そして、大関として臨んだ平成4年の九州場所と続く平成5年の初場所で連続優勝して、外国出身力士としては初めての横綱に昇進し、平成13年の初場所後に引退するまで11回の優勝を果たしました。

引退後は、東関部屋の部屋付きの親方として後進の指導にあたっていましたが平成15年に日本相撲協会を退職し、その後、プロレスなどほかの格闘技に舞台を移して活動しました。

日本相撲協会によりますと、今月上旬、都内の病院で心不全のため、亡くなったということです。54歳でした。

(※しこ名は者の上に点)

元横綱 貴乃花の貴乃花光司さん「安らかに」

元横綱・貴乃花の貴乃花光司さんは同じ時期に角界入りした曙太郎さんが亡くなったことについて所属事務所を通じてコメントを出し「数々の闘いの思い出がありますが、相撲教習所に半年間通った頃の稽古の思い出が出てきます。ハワイから来日し、日本の文化を感じて幾多の苦労があったかと思います」と振り返りました。

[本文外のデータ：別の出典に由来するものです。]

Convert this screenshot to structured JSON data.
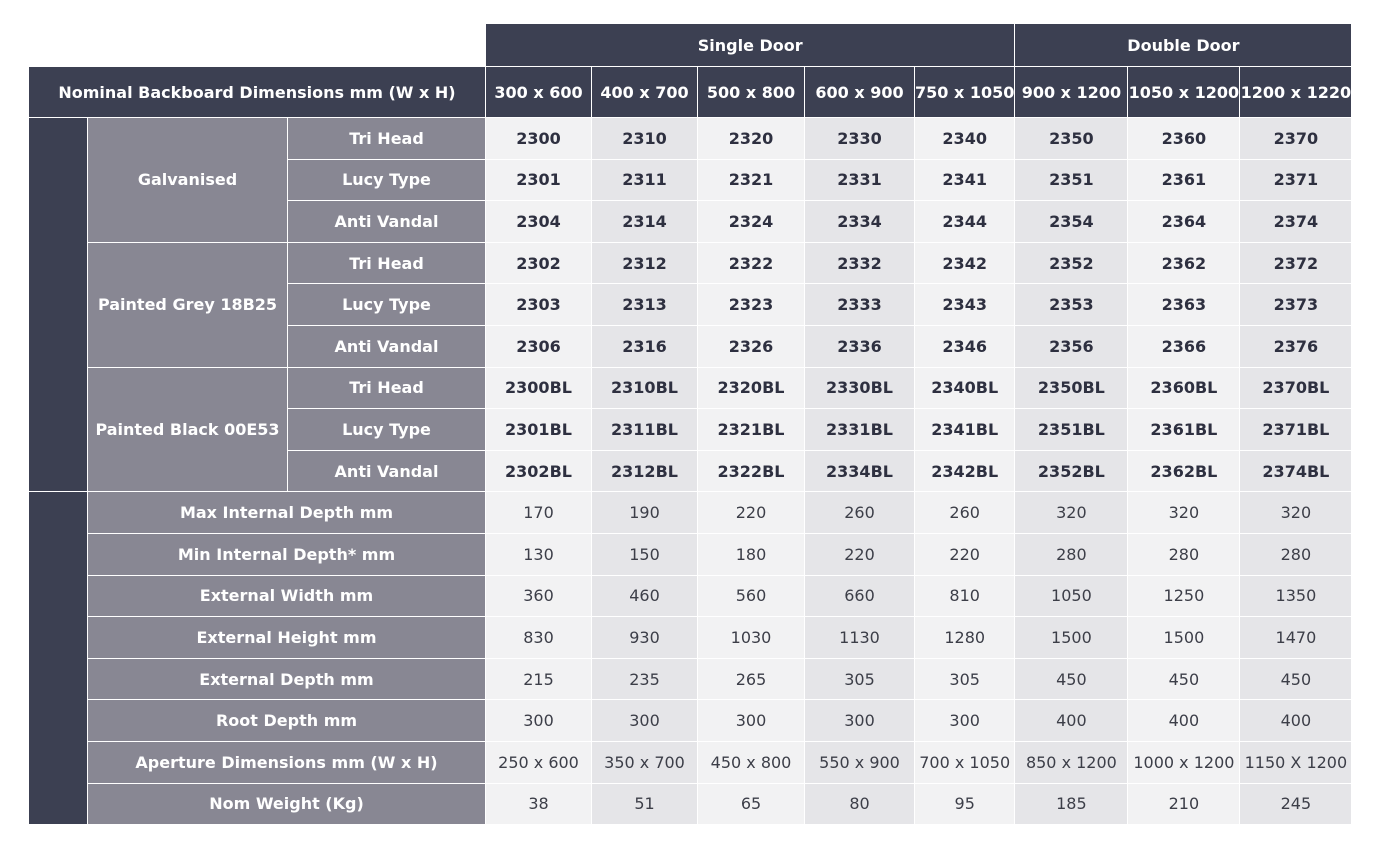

そして「ハワイ巡業の際には地元ご家族も来ており、穏和な挨拶を交わしたことは新しい記憶のように思い出しています。百折不撓の人生観だったと思いますが、これからは身を楽にして安らかに」としています。

元横綱 若乃花の花田虎上さん「ただただ寂しい」

曙太郎さんが亡くなったことについて、同じ時期に角界入りした元横綱 若乃花の花田虎上さんは「曙の訃報に際し」というタイトルでみずからのブログを更新し「ライバルであり友であり、苦楽をともにした仲間が旅立ちました。現在、曙の訃報に際し、コメントを求められていますが、あまりのショックにお話できるような状態ではありませんので申し訳ありませんが文章にします。突然のことに送り出す言葉が全く見つかりません」と心境をつづっています。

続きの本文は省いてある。